Most of the clients, companies that you deal with have an active presence on LinkedIn, Twitter. You could directly message them there and follow up on late or deferred payment. Draft a straightforward yet polite message to them and most probably, they should be able to clear your payment at this stage.
After all these steps, if you are still waiting to hear from your client then you might consider taking a legal process, such as sending intent letters or legal action.
Oftentimes, a legal notice can wake up clients and they would contact you to settle the matter. They strike an arrangement to clear your payment and you would be on your way to close the subject. However, in the worst-case scenario, you might have to move to a small court, in such cases, consult your attorney and make an informed decision to move ahead.
At any point through this process, your client could get back to you and process your payment. Depending upon the extent of your wait and tolerance, you could bury the hatchet and move ahead. You could decide to work with the same client or could cancel the contract. In either case, unless your pending payment is cleared, do not proceed with any new projects or assignments that they might send your way.
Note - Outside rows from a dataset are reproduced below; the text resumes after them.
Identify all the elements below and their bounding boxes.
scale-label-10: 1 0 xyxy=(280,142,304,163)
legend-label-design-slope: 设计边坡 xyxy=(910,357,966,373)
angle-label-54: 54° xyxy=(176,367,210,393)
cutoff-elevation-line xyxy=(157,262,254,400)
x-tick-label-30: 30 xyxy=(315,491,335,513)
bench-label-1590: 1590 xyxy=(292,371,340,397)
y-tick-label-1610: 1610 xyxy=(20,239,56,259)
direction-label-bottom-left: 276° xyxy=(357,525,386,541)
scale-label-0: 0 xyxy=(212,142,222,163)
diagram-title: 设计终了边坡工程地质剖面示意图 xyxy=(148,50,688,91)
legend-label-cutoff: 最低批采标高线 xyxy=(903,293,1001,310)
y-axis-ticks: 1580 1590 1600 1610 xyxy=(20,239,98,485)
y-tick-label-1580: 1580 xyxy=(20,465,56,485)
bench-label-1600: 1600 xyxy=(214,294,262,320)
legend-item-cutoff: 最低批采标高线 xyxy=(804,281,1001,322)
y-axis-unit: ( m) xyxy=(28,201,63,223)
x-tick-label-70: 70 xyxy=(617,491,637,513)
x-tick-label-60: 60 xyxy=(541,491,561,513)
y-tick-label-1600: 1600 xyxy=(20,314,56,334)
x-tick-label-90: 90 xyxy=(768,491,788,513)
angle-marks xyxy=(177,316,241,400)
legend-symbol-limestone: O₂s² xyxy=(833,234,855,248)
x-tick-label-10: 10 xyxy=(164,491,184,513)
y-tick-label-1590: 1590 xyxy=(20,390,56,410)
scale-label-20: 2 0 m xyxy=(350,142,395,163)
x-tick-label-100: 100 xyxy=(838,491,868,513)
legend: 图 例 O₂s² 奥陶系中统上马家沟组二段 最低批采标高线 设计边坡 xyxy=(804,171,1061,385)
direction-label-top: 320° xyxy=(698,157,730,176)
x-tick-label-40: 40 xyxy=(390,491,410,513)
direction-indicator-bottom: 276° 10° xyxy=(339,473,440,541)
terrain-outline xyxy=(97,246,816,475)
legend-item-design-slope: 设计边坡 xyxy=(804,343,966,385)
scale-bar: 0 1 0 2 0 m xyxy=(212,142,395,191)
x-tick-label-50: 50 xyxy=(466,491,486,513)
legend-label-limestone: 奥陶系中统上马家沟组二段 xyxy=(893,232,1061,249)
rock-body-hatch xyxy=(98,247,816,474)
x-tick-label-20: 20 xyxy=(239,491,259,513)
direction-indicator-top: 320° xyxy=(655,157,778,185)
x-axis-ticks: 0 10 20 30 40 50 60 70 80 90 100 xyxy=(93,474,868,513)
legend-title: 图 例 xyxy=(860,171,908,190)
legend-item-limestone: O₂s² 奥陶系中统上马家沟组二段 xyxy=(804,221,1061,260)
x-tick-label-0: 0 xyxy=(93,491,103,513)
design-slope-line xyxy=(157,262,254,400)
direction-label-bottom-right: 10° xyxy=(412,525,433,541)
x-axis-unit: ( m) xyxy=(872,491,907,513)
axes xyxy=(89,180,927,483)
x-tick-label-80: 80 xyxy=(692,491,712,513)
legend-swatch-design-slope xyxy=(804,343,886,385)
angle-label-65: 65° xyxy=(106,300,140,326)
Post the payment clearance, if you are okay about still working with the client then you should set up new terms and conditions. If needed, consider restructuring them to include all the important things that must be present in a contract to protect you from such situations. For instance:
These measures would ensure that you have a backup plan in place even if your client ghosts you again.
Last but not the least, the best way to deal with clients who go “MIA” is not to sign them in the first place! Listen to your intuition and watch out for red flags, unprofessional clients usually reveal themselves right from the start. If the patterns are clearly visible, don’t hesitate to fire them. However, even if you sign them up, make sure to frame a contract, set clear expectations and you would be covered.